Press "Enter" to skip to content

‘Dead Petz’ or dead ears?

Miley Cyrus’ new album, “Miley Cyrus and Her Dead Petz,” was released for free on Aug. 30 after she hosted the Video Music Awards on MTV. Once I listened to the whole album, it became clear very quickly why she could not possibly charge money for her songs.

Before I even touch the music, let’s discuss the images associated with the album. There were three rotating pictures of the pop star’s face covered in honey and candy sprinkles, caked in blueish glitter and drenched with milk pouring over her closed eyes and into her mouth. All of these pictures, naturally, included her infamous open-mouthed expression.

I tried to look for a hidden meaning behind these visuals, but it became pretty obvious there was no symbolism. However, when I played the song “Milky, Milky, Milk,” it consisted of Miley repeating the title over and over and (not so subtly) hinting at body parts that can produce this milky, milky milk.
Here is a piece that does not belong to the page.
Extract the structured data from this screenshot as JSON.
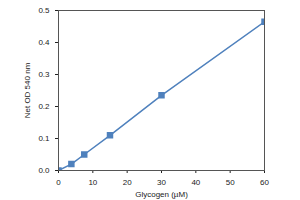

She does throw in metaphors throughout the album, as seen in “Tangerine,” where she relates “The sun is a giant spaceship tangerine/ It shoots out rays of hopeful golden morphine.” Or in “Evil is But A Shadow,” where the analogy is stated in the title, but there is zero elaboration throughout the song.

Her songs vary in length, the shortest being “F***in F***ed Up,” which is 50 seconds consisting of “f*** it” said in different voices. Another interesting one is “Miley Tibetan Bowlzzz,” which is two minutes and nine seconds of her whining in the background. The actual lyrics for the song are [Instrumental+Miley crooning].

According to People Magazine, the inspiration for her album was the death of her pets, specifically from a vision she had of her dead dog coming back to her and transferring his spirit to one of her friends.

Other contributing artists to this album are Sarah Barthel of Phantogram, Big Sean and Ariel Pink.

Overall, this album is an offense to music and art as a whole. Saying random words, many of which include obscenities, with mismatched background noise is not synonymous to a song.